To make this work in a 1-way ring, we have to simulate 2-way communication by moving the candidates clockwise around the ring to catch up with their unsendable counterclockwise messages. Peterson's algorithm does this with a two-hop approach that is inspired by the 2-way case above; in each phase k, a candidate effectively moves two positions to the right, allowing it to look at the ids of three phase-k candidates before deciding to continue in phase k+1 or not. Here is a very high-level description; it assumes that we can buffer and ignore incoming messages from the later phases until we get to the right phase, and that we can execute sends immediately upon receiving messages. Doing this formally in terms of I/O automata means that we have to build explicit internal buffers into our processes, which we can easily do but won't do here (see LynchBook pp 483-484 to see how to do this the right way.)
Candidate algorithm: phase := 0 current := myid while true do send probe(phase, current) wait for probe(phase, someid) uid2 := someid send probe(phase, someid) wait for probe(phase, someid) uid3 := someid if uid2 = current: I am the leader! else if uid2 > current and uid2 > uid3: current := uid2 phase := phase + 1 else switch to relay algorithm Relay algorithm: upon receiving probe(somephase, someid): send probe(somephase, someid)
Note: the phase arguments in the probe messages are useless if one has FIFO channels, which is why LynchBook doesn't use them. Note also that the algorithm does not elect the process with the highest ID, but the process that is incubating the sole surviving candidate in the last phase.
Proof of correctness is essentially the same as for the 2-way algorithm. For any pair of adjacent candidates, at most one of their current IDs survives to the next phase. So we get a sole survivor after lg N phases. Each process sends or relays at most 2 messages per phases, so we get at most 2 N lg N total messages.

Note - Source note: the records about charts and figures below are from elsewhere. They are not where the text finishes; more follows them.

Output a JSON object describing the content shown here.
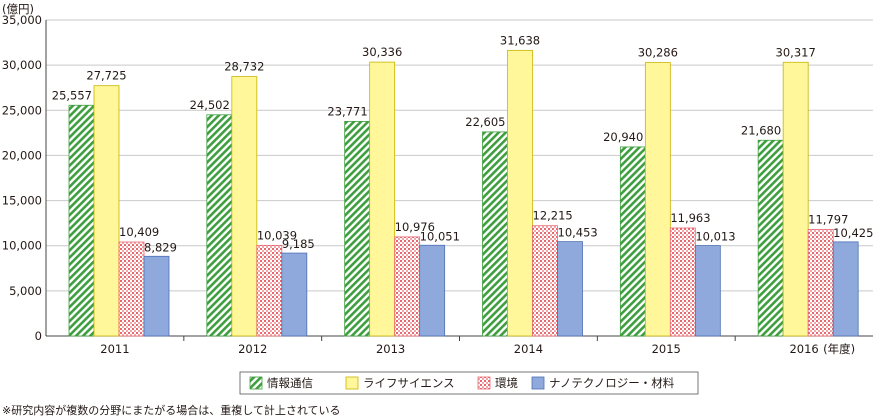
{
  "chart_data": {
    "type": "bar",
    "ylabel": "(億円)",
    "ylim": [
      0,
      35000
    ],
    "yticks": [
      0,
      5000,
      10000,
      15000,
      20000,
      25000,
      30000,
      35000
    ],
    "ytick_labels": [
      "0",
      "5,000",
      "10,000",
      "15,000",
      "20,000",
      "25,000",
      "30,000",
      "35,000"
    ],
    "categories": [
      "2011",
      "2012",
      "2013",
      "2014",
      "2015",
      "2016"
    ],
    "xaxis_suffix": "(年度)",
    "grid": "horizontal",
    "legend_position": "bottom",
    "series": [
      {
        "name": "情報通信",
        "pattern": "diagonal-hatch",
        "color": "#3f9e3f",
        "values": [
          25557,
          24502,
          23771,
          22605,
          20940,
          21680
        ],
        "labels": [
          "25,557",
          "24,502",
          "23,771",
          "22,605",
          "20,940",
          "21,680"
        ]
      },
      {
        "name": "ライフサイエンス",
        "pattern": "solid",
        "color": "#fff799",
        "values": [
          27725,
          28732,
          30336,
          31638,
          30286,
          30317
        ],
        "labels": [
          "27,725",
          "28,732",
          "30,336",
          "31,638",
          "30,286",
          "30,317"
        ]
      },
      {
        "name": "環境",
        "pattern": "dots",
        "color": "#e8686f",
        "values": [
          10409,
          10039,
          10976,
          12215,
          11963,
          11797
        ],
        "labels": [
          "10,409",
          "10,039",
          "10,976",
          "12,215",
          "11,963",
          "11,797"
        ]
      },
      {
        "name": "ナノテクノロジー・材料",
        "pattern": "solid",
        "color": "#8fa9dc",
        "values": [
          8829,
          9185,
          10051,
          10453,
          10013,
          10425
        ],
        "labels": [
          "8,829",
          "9,185",
          "10,051",
          "10,453",
          "10,013",
          "10,425"
        ]
      }
    ]
  },
  "footnote": "※研究内容が複数の分野にまたがる場合は、重複して計上されている"
}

3.3. A simple randomized O(N lg N)-message algorithm
Run LCR where each id is constructed by prepending a long random bit-string to the real id. This gives uniqueness (since the real id's act as tie-breakers) and something very close to a random permutation on the constructed id's. When we have unique random id's, a simple argument shows that the i-th largest id only propagates an expected N/i hops, giving a total of O(N HN) = O(N log N) hops. Unique random id's occur with high probability provided the range of the random sequence is >> N2.
The downside of this algorithm compared to e.g. Peterson's is that knowledge of N is required to pick random id's from a large enough range. It also has higher bit complexity since Peterson's algorithm is sending only IDs (in the official version) without any random padding.
3.4. Lower bound on message complexity
Short version: reduce to the synchronous case and get Omega(N log N). Longer version: avoid Ramsey theory by exploiting asynchrony, which gives the adversary substantially more power. See LynchBook §15.1.4 if you are interested—I don't think we will do this one in class.